Um mostruário no museu guarda balas que soldados entediados transformaram em peças de xadrez. Ao lado da entrada, uma estrada escavada, feita de troncos, foi remontada. E em outra sala, tendas foram montadas para recriar como era a vida em um acampamento.

“O mesmo exército em Gettysburg esteve acampado aqui”, explicou Ann Rolls, uma voluntária. “Este museu captura onde estavam, o que faziam, que ar respiravam e que águas eles viam.”

(985 White Oak Road, Fredericksburg, Virgínia; 540-371-4234; whiteoakmuseum.com)

Tratores X Campos de Batalha: Salvando os sítios da Guerra Civil

Há um século e meio, as batalhas na Virgínia foram travadas entre a União e a Confederação. Agora as linhas de batalha são traçadas entre os preservacionistas e os empreendedores imobiliários.

A Virgínia, onde ocorreram aproximadamente 60% das batalhas da Guerra Civil, está perdendo rapidamente seus campos de batalha para os tratores. A Batalha da Igreja Salem, por exemplo, foi reduzida a um mar de rodovias e shoppings.

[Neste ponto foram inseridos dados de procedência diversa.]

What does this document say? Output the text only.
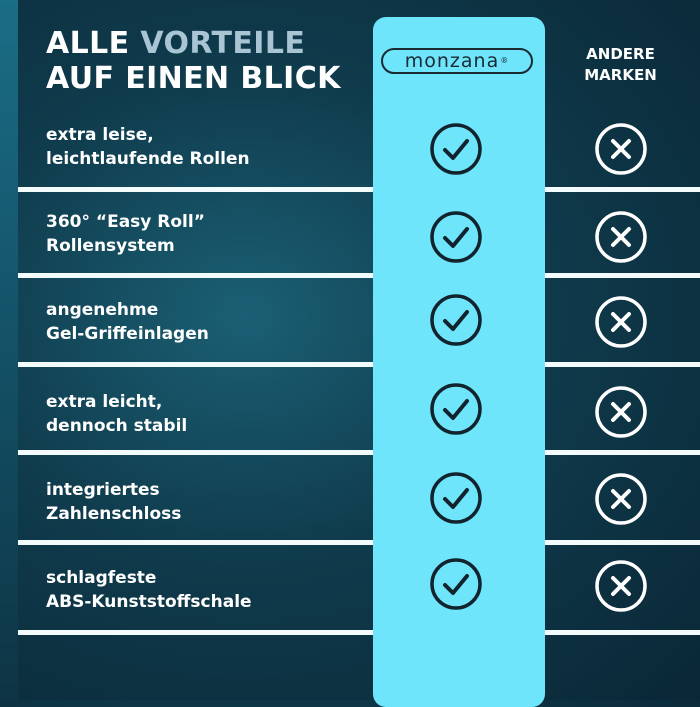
ALLE VORTEILE
AUF EINEN BLICK
monzana ®	ANDERE
MARKEN
extra leise,
leichtlaufende Rollen
360° “Easy Roll”
Rollensystem
angenehme
Gel-Griffeinlagen
extra leicht,
dennoch stabil
integriertes
Zahlenschloss
schlagfeste
ABS-Kunststoffschale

A única parte intocada é a própria Igreja Salem, atualmente próxima de uma farmácia CVS.

“Rappahannock costumava ser o bastião final de defesa, mas mesmo ele está riscado agora”, disse Stephen W. Sylvia, editor da revista “North South Trader’s Civil War”.

Por outro lado, segundo Jim Campi, um porta-voz do Civil War Trust, o sesquicentenário trouxe um maior interesse na proteção dos sítios da Guerra Civil – em grande parte devido ao fato de representar um maior potencial de turismo.

“Quanto mais terra é protegida e interpretada, mais tempo as pessoas permanecerão nas comunidades locais e mais dinheiro gastarão”, ele disse.

O Trust trabalha para comprar os campos de batalha considerados importantes pela Comissão Consultiva para Sítios da Guerra Civil. Até o momento, o Trust preservou mais de 12 mil hectares em todo o país.

Doações são aceitas no site da organização, civilwar.org. (O Estado da Virgínia oferece doações equivalentes para cada doação feita para preservação.)

Campi teme que a oportunidade para salvar os campos de batalha esteja chegando ao fim. “Provavelmente até o final do sesquicentenário, ou os terrenos terão sido perdidos para empreendimentos imobiliários ou serão caros demais para privatização”, ele disse.

O Serviço Nacional de Parques também compra sítios da Guerra Civil, mas apenas aqueles dentro dos limites que foram autorizados pelo Congresso. Nenhuma legislação foi apresentada até o momento para ampliação dos limites em Fredericksburg e Spotsylvania.

“Esta possivelmente será a última vez que poderemos expandir”, disse Eric Mink, um historiador do Parque Nacional Militar de Fredericksburg e Spotsylvania. “Em 10 ou 20 anos, esses sítios não estarão mais disponíveis para preservação, da forma como as coisas estão se desenvolvendo agora.”